Why? Because, as Jacob superbly demonstrates in his brief history of the Western political understand of cities, these bodies are often much more than--using Oakeshottian terms--civil associations, but rather are enterprise ones, complex and purposive bodies which offer "local and distinct lifestyles to mobile populations, letting people sort into local communities, whose distinctiveness then becomes reinforcing" (p. 289). In connecting this observation to his larger analysis of liberalism, Levy gives added theoretical heft to arguments--made by Jane Jacobs, Richard Sennett, and many others (including me)--about the anarchic-yet-ordered potential of economically sufficient cities. While one can certainly fill whole books with accounts of localities throughout history being threatened by state-mandated "rationalizing" projects, in the name of ethnic cleansing, ideological punishment, or political homogeneity, surely one needs to at least acknowledge that in the modern and (mostly) law-abiding Western societies of today, the greatest threat to the survival of the purposive, economically sufficient, culture-forming capacity of cities is, in fact, the dominance of global finance capitalism. A dominance which is, of course, abetted by economic elites: elites whose propertied position and business revenue tends, more often than not, to be situated in provincial, state, or international contexts, rather than in the local urban communities they are part of; elites who, consciously or not, consistently favor making their lived environments as amenable to those remunerative, globalizing processes as possible.

Note that I acknowledge the remunerative character of these processes. There is no denying that there is a strict utilitarian, economic argument for the individual empowerment which generally arises from the capitalist rationalization of cities, making those bodies, and the consumers and workers who live there, into, as much as possible, enriching nodes in the global finance and capital flow machine. The question is: is liberty always best served by the liberation of individuals from obligation, community, and want which specialization and efficiency often (though not always) provides? Jacob's own preference for pluralism suggests that, despite his own libertarianism, the answer may not be a clear "yes." Still, his overarching thesis is that there can be no resolution of the rationalist-pluralist divide in liberalism, nor any moral judgment as to objective superiority of one over the other, so he really doesn't answer this question--indeed, he doesn't even broach it in these terms. But he shines a new light upon the question nonetheless, and that is valuable enough.

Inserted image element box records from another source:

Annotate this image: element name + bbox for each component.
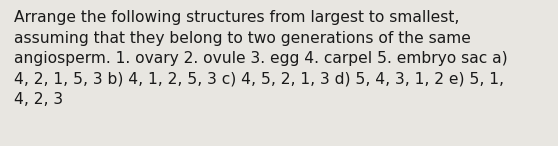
Text: Arrange the following structures from largest to smallest,
assuming that they be: Arrange the following structures from la… <box>14 10 508 107</box>
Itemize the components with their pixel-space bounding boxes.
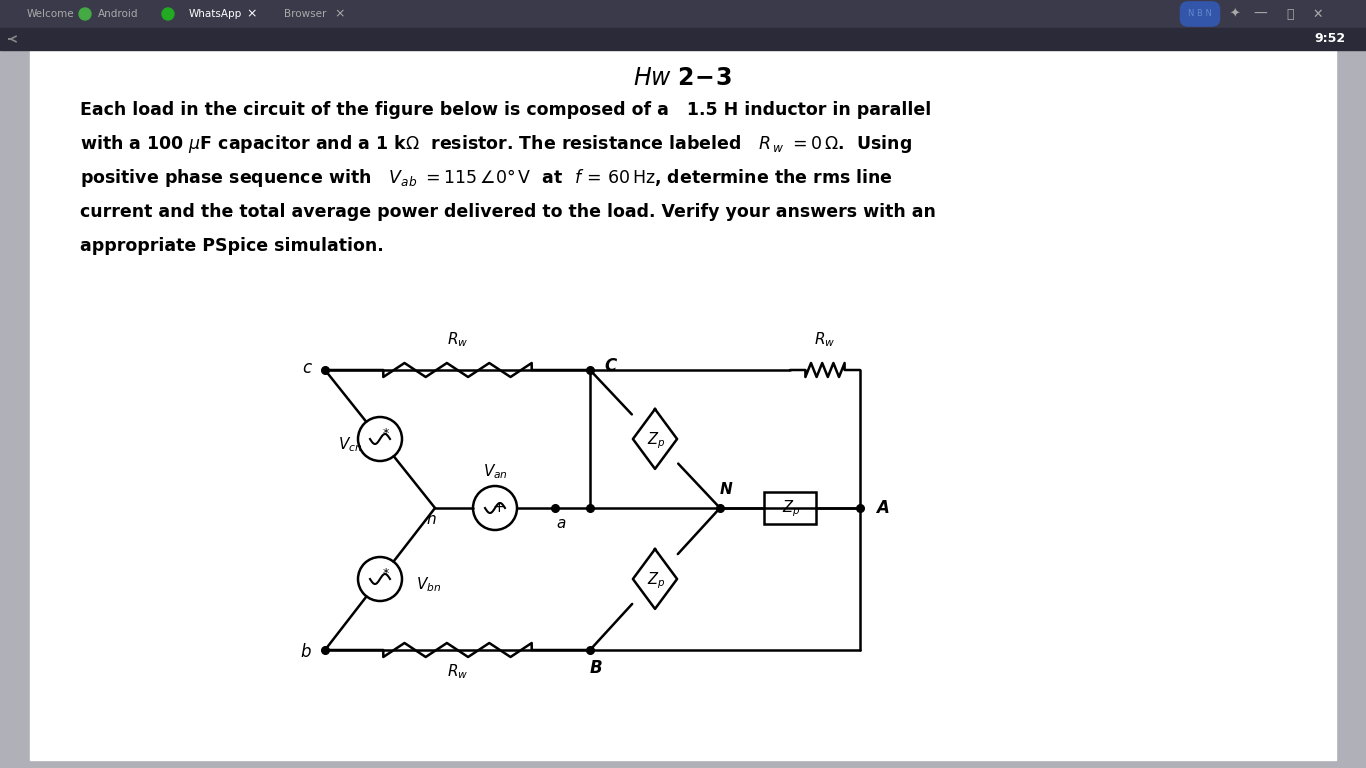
Circle shape	[163, 8, 173, 20]
Bar	[0, 0, 1366, 28]
Text: $R_w$: $R_w$	[447, 662, 469, 680]
Text: c: c	[302, 359, 311, 377]
Text: 9:52: 9:52	[1314, 32, 1346, 45]
Text: +: +	[493, 499, 505, 515]
Text: a: a	[556, 517, 566, 531]
Text: ✦: ✦	[1229, 8, 1240, 21]
Text: $Z_p$: $Z_p$	[647, 571, 665, 591]
Text: ×: ×	[335, 8, 346, 21]
Text: N B N: N B N	[1188, 9, 1212, 18]
Text: with a 100 $\mu$F capacitor and a 1 k$\Omega$  resistor. The resistance labeled : with a 100 $\mu$F capacitor and a 1 k$\O…	[81, 133, 912, 155]
Text: $R_w$: $R_w$	[814, 330, 836, 349]
Text: current and the total average power delivered to the load. Verify your answers w: current and the total average power deli…	[81, 203, 936, 221]
Text: Welcome: Welcome	[26, 9, 74, 19]
Circle shape	[79, 8, 92, 20]
Text: appropriate PSpice simulation.: appropriate PSpice simulation.	[81, 237, 384, 255]
Text: *: *	[382, 567, 389, 580]
Text: ⬜: ⬜	[1287, 8, 1294, 21]
Text: —: —	[1253, 7, 1266, 21]
Text: N: N	[720, 482, 732, 498]
Text: *: *	[382, 426, 389, 439]
Text: $V_{cn}$: $V_{cn}$	[337, 435, 362, 455]
Bar	[0, 28, 1366, 50]
Text: $V_{bn}$: $V_{bn}$	[417, 576, 441, 594]
Text: n: n	[426, 512, 436, 527]
Text: A: A	[876, 499, 889, 517]
Text: $V_{an}$: $V_{an}$	[482, 462, 508, 482]
Text: C: C	[604, 357, 616, 375]
Text: b: b	[301, 643, 311, 661]
Text: ✕: ✕	[1313, 8, 1324, 21]
Bar	[764, 492, 816, 524]
Text: ×: ×	[247, 8, 257, 21]
Text: Each load in the circuit of the figure below is composed of a   1.5 H inductor i: Each load in the circuit of the figure b…	[81, 101, 932, 119]
FancyBboxPatch shape	[154, 0, 255, 28]
Text: $Z_p$: $Z_p$	[781, 498, 800, 519]
Text: WhatsApp: WhatsApp	[189, 9, 242, 19]
Text: Android: Android	[98, 9, 138, 19]
Text: positive phase sequence with   $V_{ab}$ $= 115\,\angle 0°\,\mathrm{V}$  at  $f\,: positive phase sequence with $V_{ab}$ $=…	[81, 167, 893, 189]
Text: $R_w$: $R_w$	[447, 330, 469, 349]
Text: B: B	[590, 659, 602, 677]
Text: $\mathit{Hw}\ \mathbf{2\!-\!3}$: $\mathit{Hw}\ \mathbf{2\!-\!3}$	[634, 66, 732, 90]
Text: Browser: Browser	[284, 9, 326, 19]
Text: $Z_p$: $Z_p$	[647, 431, 665, 452]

In the end, the great accomplishment of this wonderful book is that it provides a language to help us see (for many of us, for the first time), and thus think productively about, the history and significance of the rationalist-pluralist divide in liberalism. If Jacob himself didn't use that language to address, say, city-county relations, or local versus global markets--well, that's a small loss, but not a great one. Because he's now shown us all a better way to go about doing exactly that on our own. Freedom indeed!